Anytime there is a claim of medical malpractice in Birmingham, one of the things your legal team will do is secure a knowledgeable and reliable witness who can testify as that the medical provider breached the applicable standard of care.
Alabama Rules of Evidence, Article VII, Rule 702, an expert witness is someone who, by experience, training, knowledge, skill or education, is able to testify as to a technical, scientific or other specialized information in a case. The testimony of these individuals, based upon scientific procedure, methodology, principle or theory, is allowable only if the testimony is founded upon a sufficient bedrock of data or facts, is the product of reliable methods and principals and those methods and principals have been reliably applied to the facts of the case.
In medical malpractice cases, the Alabama Medical Liability Act stipulates that only similarly situated health care providers can provide expert testimony in a medical malpractice case. The guidelines are rather technical, but essentially, if you are suing a medical doctor, you want to have another similarly-trained or experienced medical doctor who is willing to testify on your behalf.
To understand how critical expert witnesses are in these claims, we explore the case of Boyd v. Nunez, recently reviewed by the Mississippi Supreme Court. Initially, the trial judge in this medical malpractice case excluded the testimony of the plaintiff’s expert witness for technical reasons. This resulted in the defense filing a motion for a summary judgment, arguing that the plaintiff’s case could not be proven without this element. The trial judge agreed and the judgment was granted in favor of the defendant.
Although that decision was upheld by the appellate court, it was later reversed by the state supreme court.

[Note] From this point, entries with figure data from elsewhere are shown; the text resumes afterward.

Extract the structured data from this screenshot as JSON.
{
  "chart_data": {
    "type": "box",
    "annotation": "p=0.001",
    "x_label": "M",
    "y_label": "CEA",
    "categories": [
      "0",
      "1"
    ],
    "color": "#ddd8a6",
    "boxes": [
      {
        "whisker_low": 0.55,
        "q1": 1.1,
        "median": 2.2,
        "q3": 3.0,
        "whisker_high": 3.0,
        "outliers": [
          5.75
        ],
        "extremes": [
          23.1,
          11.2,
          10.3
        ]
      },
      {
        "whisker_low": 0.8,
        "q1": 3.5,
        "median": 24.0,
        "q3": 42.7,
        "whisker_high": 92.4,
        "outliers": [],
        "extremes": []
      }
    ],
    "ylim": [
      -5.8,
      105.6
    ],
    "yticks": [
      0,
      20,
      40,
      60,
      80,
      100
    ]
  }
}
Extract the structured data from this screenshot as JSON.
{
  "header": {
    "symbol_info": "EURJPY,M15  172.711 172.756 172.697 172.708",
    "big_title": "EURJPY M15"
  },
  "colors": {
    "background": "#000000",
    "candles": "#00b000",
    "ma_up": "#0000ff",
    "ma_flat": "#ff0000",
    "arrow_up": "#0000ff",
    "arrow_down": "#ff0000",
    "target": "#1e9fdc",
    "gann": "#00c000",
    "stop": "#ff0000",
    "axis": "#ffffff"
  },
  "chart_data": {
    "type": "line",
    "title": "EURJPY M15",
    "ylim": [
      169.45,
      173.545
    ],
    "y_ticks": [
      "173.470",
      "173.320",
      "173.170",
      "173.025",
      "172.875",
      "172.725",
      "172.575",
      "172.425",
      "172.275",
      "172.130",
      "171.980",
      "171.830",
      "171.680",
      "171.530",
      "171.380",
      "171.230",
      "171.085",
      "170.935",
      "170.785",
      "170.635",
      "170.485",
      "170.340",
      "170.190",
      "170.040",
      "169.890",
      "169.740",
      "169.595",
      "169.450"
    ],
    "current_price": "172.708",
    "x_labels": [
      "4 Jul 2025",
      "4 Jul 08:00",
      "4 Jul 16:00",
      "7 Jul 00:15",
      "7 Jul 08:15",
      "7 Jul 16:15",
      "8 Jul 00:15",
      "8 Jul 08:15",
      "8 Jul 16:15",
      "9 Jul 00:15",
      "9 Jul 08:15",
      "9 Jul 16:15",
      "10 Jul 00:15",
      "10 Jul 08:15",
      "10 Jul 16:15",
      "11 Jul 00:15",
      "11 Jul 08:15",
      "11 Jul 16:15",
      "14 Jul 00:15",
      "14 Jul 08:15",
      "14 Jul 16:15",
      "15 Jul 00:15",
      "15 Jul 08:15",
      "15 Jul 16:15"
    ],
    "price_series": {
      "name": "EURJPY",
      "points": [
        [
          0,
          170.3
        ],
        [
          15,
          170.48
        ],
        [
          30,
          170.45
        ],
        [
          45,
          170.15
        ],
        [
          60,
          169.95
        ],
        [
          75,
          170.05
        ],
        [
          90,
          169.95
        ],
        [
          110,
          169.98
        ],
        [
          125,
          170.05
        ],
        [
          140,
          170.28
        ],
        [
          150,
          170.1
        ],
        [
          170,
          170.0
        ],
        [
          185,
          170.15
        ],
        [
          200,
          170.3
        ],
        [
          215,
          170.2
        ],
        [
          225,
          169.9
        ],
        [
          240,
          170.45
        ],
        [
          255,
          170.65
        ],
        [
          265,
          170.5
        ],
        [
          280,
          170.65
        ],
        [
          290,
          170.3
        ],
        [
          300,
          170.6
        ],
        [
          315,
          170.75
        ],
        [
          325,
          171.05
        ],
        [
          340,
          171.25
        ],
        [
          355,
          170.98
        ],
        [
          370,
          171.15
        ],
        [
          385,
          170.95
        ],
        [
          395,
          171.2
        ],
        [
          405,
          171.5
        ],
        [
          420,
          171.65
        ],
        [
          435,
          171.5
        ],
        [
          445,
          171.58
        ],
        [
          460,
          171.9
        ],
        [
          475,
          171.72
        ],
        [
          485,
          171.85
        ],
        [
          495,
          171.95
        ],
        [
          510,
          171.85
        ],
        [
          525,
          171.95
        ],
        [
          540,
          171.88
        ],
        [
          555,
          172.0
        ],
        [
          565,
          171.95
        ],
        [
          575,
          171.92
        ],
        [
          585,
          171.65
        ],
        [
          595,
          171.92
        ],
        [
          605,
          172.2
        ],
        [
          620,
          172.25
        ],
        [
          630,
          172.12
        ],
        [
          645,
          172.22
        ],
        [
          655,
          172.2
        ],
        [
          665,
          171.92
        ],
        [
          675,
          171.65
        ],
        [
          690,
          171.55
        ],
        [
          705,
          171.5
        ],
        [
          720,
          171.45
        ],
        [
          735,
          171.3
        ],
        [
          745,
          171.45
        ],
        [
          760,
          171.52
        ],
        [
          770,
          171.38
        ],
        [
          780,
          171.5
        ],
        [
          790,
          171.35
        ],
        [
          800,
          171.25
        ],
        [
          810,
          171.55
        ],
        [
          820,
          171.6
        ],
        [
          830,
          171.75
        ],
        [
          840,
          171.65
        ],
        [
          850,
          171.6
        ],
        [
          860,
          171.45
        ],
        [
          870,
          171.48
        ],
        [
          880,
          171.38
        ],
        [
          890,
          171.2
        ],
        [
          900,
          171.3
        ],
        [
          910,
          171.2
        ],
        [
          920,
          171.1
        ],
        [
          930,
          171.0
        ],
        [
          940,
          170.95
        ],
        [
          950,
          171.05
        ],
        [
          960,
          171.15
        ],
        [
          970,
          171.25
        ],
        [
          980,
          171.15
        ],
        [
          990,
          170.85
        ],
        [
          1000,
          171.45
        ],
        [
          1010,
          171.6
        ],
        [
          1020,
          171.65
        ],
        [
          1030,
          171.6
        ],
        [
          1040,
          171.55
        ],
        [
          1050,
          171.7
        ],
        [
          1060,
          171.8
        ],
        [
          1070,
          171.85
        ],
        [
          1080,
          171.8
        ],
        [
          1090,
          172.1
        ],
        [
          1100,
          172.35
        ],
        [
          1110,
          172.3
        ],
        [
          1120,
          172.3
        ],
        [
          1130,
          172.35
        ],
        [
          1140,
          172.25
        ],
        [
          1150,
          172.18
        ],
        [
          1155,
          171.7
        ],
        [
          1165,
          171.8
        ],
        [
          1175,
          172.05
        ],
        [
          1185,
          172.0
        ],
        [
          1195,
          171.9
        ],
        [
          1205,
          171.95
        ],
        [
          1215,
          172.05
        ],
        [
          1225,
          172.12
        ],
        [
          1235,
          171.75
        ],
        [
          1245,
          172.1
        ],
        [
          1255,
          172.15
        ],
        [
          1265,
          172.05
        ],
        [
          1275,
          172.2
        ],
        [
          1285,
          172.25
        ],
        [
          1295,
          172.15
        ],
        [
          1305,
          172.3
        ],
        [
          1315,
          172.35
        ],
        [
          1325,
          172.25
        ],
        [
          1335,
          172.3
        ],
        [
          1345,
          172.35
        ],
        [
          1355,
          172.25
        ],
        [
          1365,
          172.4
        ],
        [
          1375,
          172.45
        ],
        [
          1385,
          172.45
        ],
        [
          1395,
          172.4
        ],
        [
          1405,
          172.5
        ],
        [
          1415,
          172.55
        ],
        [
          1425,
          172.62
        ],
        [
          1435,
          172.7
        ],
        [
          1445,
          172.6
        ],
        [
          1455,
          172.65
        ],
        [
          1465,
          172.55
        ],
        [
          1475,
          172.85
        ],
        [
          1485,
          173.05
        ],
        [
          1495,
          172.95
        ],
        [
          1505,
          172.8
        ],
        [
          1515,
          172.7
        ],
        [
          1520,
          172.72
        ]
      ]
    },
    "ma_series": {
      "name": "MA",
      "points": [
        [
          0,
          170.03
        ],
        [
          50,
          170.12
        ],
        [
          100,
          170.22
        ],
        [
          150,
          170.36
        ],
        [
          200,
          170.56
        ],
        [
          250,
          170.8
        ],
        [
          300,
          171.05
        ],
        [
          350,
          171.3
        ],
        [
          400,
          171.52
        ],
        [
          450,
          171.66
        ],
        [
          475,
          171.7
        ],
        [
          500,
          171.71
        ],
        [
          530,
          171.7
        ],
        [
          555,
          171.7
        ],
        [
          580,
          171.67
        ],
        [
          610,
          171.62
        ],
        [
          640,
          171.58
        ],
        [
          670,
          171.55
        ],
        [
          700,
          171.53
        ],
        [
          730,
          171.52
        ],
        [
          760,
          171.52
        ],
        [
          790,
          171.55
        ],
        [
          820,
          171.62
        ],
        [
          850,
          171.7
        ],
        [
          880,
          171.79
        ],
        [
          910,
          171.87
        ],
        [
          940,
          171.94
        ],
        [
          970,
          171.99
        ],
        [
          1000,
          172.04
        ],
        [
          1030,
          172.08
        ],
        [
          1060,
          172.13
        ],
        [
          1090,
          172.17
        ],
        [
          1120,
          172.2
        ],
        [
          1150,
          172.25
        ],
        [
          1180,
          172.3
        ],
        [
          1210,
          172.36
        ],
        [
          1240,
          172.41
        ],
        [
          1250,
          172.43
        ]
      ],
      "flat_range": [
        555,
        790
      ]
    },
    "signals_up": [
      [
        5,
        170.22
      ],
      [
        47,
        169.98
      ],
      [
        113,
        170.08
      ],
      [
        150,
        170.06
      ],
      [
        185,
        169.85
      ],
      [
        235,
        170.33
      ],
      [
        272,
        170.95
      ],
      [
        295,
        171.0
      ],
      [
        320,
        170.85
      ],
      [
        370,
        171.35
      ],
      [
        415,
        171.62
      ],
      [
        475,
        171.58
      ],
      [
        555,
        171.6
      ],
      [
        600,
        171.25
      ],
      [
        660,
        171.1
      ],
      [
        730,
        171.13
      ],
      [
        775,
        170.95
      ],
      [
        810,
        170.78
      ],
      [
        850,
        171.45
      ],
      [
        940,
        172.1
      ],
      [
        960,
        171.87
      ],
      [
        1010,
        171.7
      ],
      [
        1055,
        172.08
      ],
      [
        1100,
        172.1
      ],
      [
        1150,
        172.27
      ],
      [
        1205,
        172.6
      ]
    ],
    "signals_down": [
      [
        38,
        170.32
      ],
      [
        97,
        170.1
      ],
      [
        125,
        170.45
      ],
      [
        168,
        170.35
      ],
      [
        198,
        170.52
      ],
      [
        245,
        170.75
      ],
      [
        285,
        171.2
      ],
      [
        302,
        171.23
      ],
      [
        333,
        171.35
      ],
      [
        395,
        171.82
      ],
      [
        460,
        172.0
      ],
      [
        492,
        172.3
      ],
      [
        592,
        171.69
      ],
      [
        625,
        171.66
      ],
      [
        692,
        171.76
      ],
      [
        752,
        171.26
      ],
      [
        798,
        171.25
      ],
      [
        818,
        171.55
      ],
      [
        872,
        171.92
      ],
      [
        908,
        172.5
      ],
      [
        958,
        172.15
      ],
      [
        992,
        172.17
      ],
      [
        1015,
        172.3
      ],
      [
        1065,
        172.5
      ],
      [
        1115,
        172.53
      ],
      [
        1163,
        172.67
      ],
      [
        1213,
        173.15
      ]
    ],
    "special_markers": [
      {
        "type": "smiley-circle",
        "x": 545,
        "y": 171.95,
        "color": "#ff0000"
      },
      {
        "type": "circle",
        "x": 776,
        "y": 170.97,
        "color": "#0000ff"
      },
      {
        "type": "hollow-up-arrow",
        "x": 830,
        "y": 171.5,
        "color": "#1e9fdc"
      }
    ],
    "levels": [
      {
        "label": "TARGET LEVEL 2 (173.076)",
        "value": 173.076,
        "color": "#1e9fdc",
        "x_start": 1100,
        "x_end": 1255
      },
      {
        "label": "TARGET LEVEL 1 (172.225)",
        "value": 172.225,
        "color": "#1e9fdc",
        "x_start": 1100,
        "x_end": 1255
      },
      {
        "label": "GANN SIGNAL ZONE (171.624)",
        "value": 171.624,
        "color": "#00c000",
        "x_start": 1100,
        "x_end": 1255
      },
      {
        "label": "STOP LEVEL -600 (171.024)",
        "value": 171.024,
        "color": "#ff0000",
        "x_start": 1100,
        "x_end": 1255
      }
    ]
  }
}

The case stemmed from major injuries sustained by the plaintiff after receiving treatment in a nursing home. According to court records, the plaintiff was a nursing home resident for about six months when he claims that malpractice by the doctor, as well as negligence by nursing home staffers, contributed to a serious infection that resulted in his leg needing to be amputated.
Claims against the nursing home and administrators were later settled, but the claim against the doctor went to court.
In the course of the discovery phase of the trial, the plaintiff selected an expert witness, another medical doctor. However, the defendant doctor wanted a more definitive statement of the factual basis for which the plaintiff doctor reached his conclusions. When this was not forthcoming, the defendant attorneys sought to depose the plaintiff’s doctor.
On the date of the designated deposition, however, the plaintiff’s doctor fell ill. The plaintiff requested a continuance, asserting that the doctor’s illness was unforeseen. The trial judge refused this request on the grounds that the plaintiff had failed to satisfy all the requirements for the state’s rules on expert testimony. He concluded that the plaintiff doctor would not be allowed to testify. He subsequently granted the defense motion for a summary judgment.
In reviewing the case, the state supreme court found that the trial judge had applied the wrong rule to the case. The trial judge failed to analyze whether the sanction was appropriate based on his failure to produce the doctor for the deposition, as the court had ordered. The judge never engaged in that analysis, so the state supreme court reversed the ruling and remanded the case for further consideration.